The problem facing Kirch is that the company is not worth much to anyone else as the commercial rights of F1 only have a value if a deal can be done with the Formula 1 teams (a group dominated by the automobile manufacturers). The teams do not see the need to pay for the company as they are planning to start their own championship in 2008. The man who might be able to break that deadlock is Ecclestone although attitudes amongst the teams towards him have hardened in recent years and it will not be an easy task.
The incentive he has is that he could buy the shares back cheaply and then sell them again in a few years from now. Money is really not the issue. It is a challenge which Ecclestone must relish.
If he is not the buyer it is hard to see who else might be. The problems associated with the company have been widely publicized and so big media companies such as Rupert Murdoch's News Corporation are unlikely to pay out large sums without any guarantees.
Kirch has tried to suggest that it would like to sell off parts of the equity to the car manufacturers themselves but there is no obvious reason why they need to spend the money when it would be cheaper to set up a rival series. The only way this might work is if one or two manufacturers decided to move independently from the rest. This would not be a good idea as it would create a split within the sport and so devalue the company as a whole.

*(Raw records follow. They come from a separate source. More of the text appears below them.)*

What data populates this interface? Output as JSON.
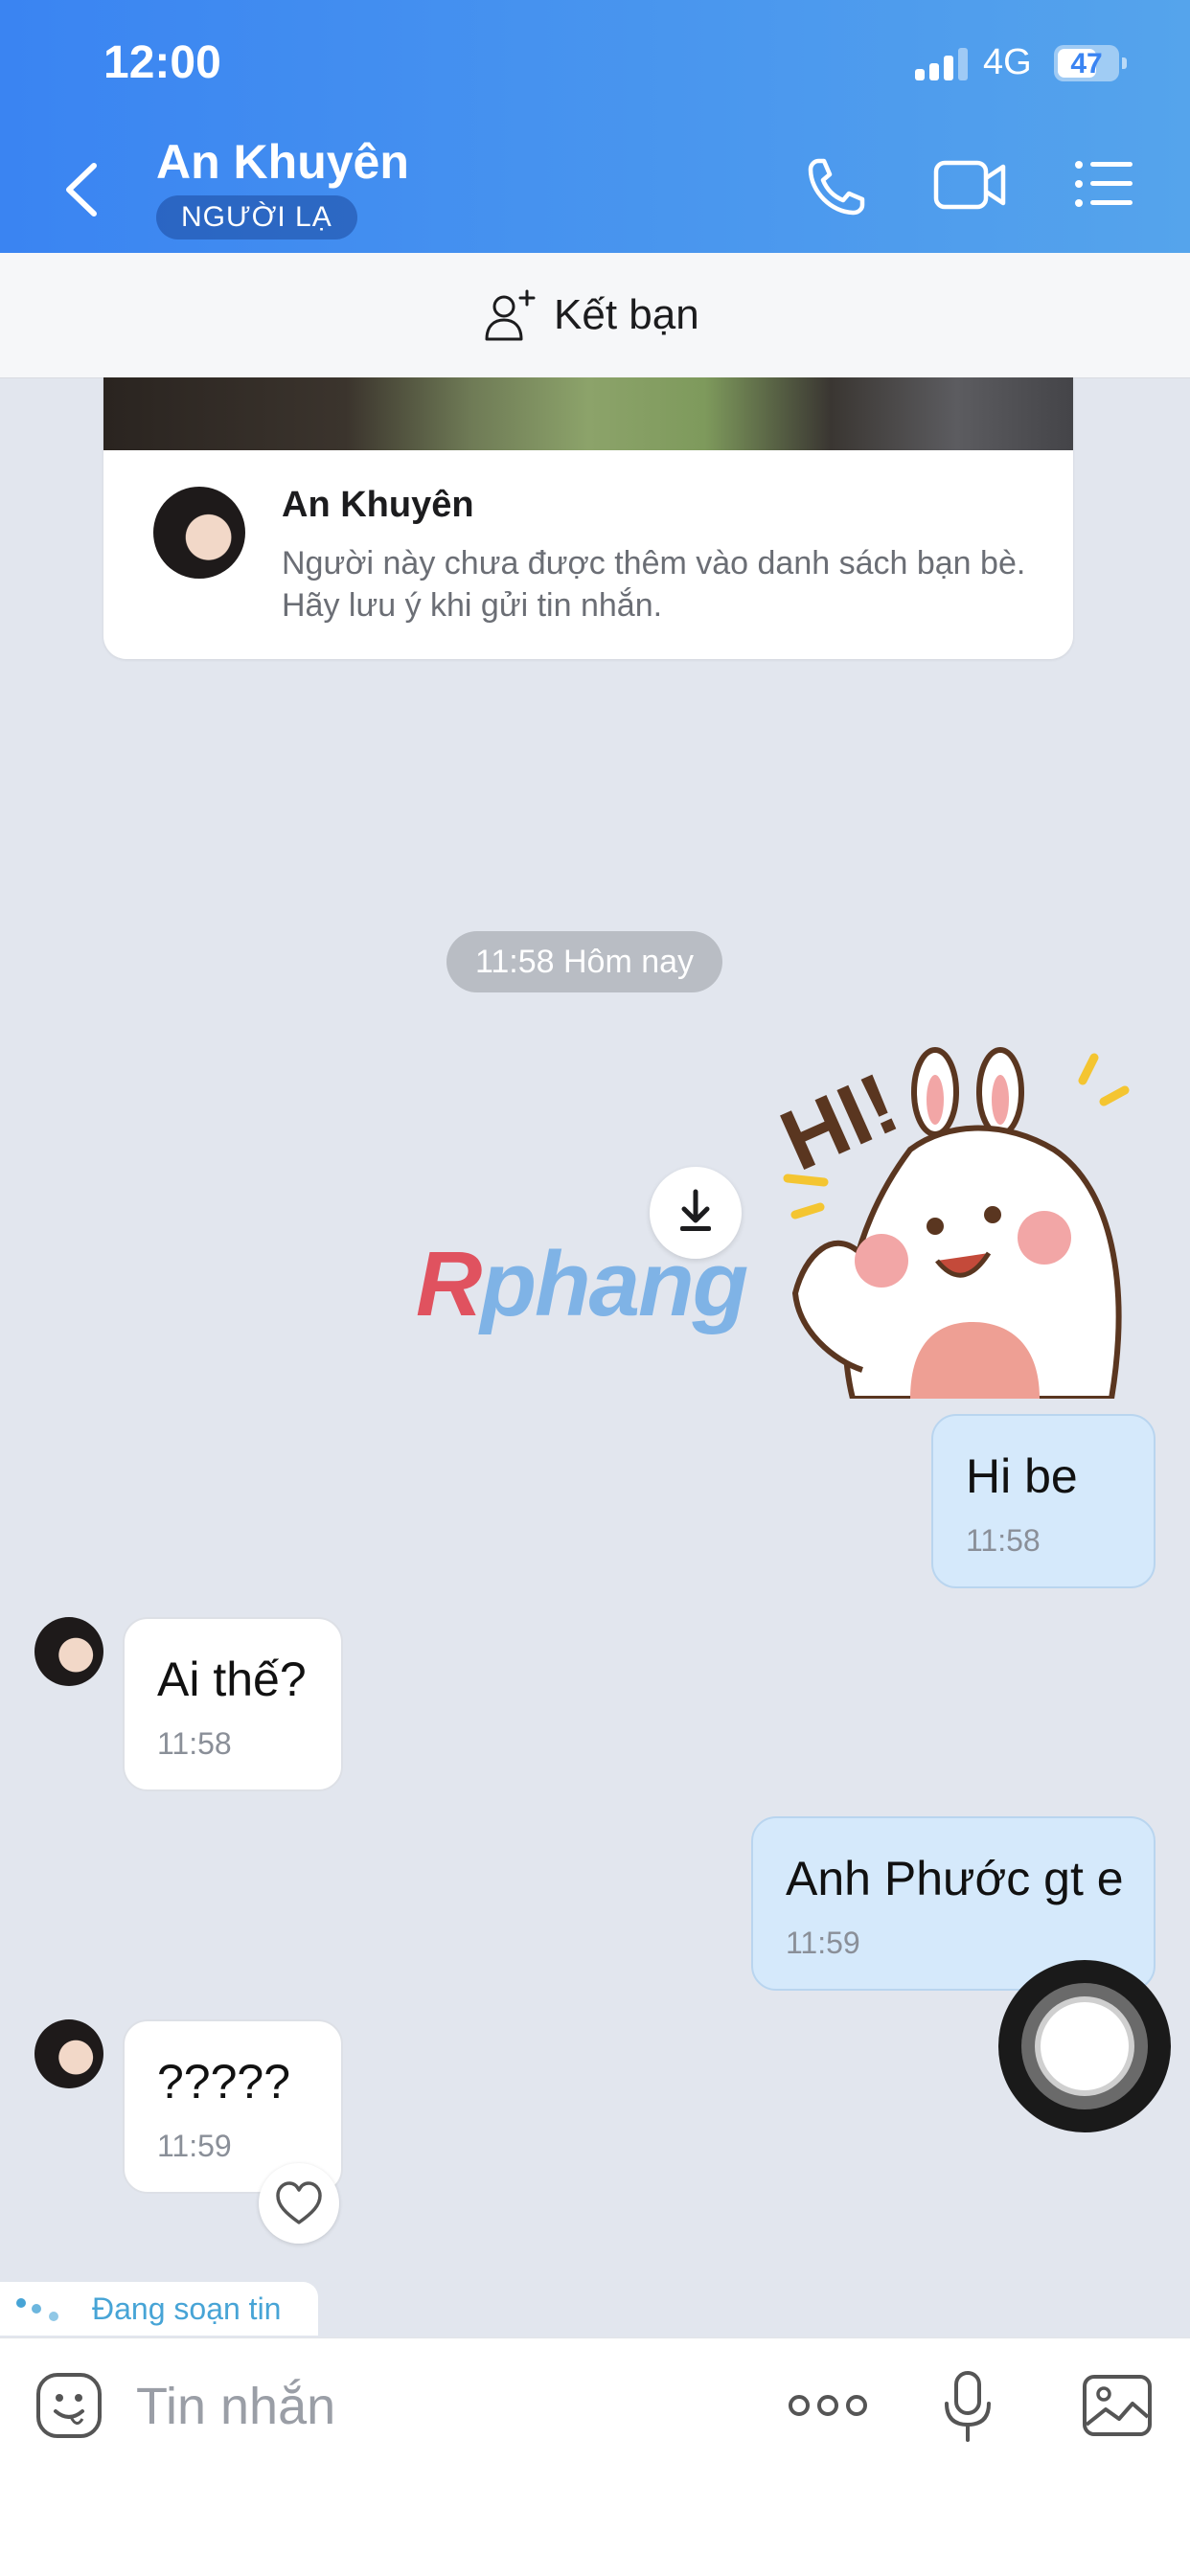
{
  "status_bar": {
    "time": "12:00",
    "network": "4G",
    "battery": "47"
  },
  "header": {
    "contact_name": "An Khuyên",
    "badge": "NGƯỜI LẠ",
    "icons": [
      "back-icon",
      "phone-icon",
      "video-call-icon",
      "menu-list-icon"
    ]
  },
  "add_friend": {
    "label": "Kết bạn",
    "icon": "add-person-icon"
  },
  "profile_card": {
    "name": "An Khuyên",
    "note": "Người này chưa được thêm vào danh sách bạn bè. Hãy lưu ý khi gửi tin nhắn."
  },
  "date_separator": "11:58 Hôm nay",
  "sticker": {
    "text": "HI!",
    "watermark_first": "R",
    "watermark_rest": "phang"
  },
  "messages": [
    {
      "direction": "out",
      "text": "Hi be",
      "time": "11:58"
    },
    {
      "direction": "in",
      "text": "Ai thế?",
      "time": "11:58"
    },
    {
      "direction": "out",
      "text": "Anh Phước gt e",
      "time": "11:59"
    },
    {
      "direction": "in",
      "text": "?????",
      "time": "11:59"
    }
  ],
  "typing_indicator": "Đang soạn tin",
  "composer": {
    "placeholder": "Tin nhắn",
    "icons": [
      "emoji-icon",
      "more-icon",
      "microphone-icon",
      "image-icon"
    ]
  },
  "colors": {
    "header_start": "#3a84f2",
    "header_end": "#55a4ec",
    "outgoing_bubble": "#d5e9fb",
    "incoming_bubble": "#ffffff",
    "chat_background": "#e2e6ee",
    "typing_text": "#47a4d6"
  }
}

The other problem which has not previously come to light is that Formula 1 revenues are expected to dip in the next few years. When Formula One Finance BV issued its 100-page prospectus for the Eurobond issue in 1998 the company estimated earnings peaking at $424m in 2001 but then dropping back to $245m in 2003 as existing TV contracts ran out. In 1998 $227m came from 62 different TV contracts but the company reckoned that in 2003 $181m would be coming from just six deals. This may have changed but there is no doubt that the company is heavily dependent on a small number of big TV contracts as many TV stations cannot afford to pay more than they do. All the current pay-TV contracts expire by 2006 and the failure of pay-TV to make big profits means that media companies are less willing to invest big sums in TV rights. Murdoch recently remarked that he felt that his company had paid too much for some of its TV rights deals in the United States.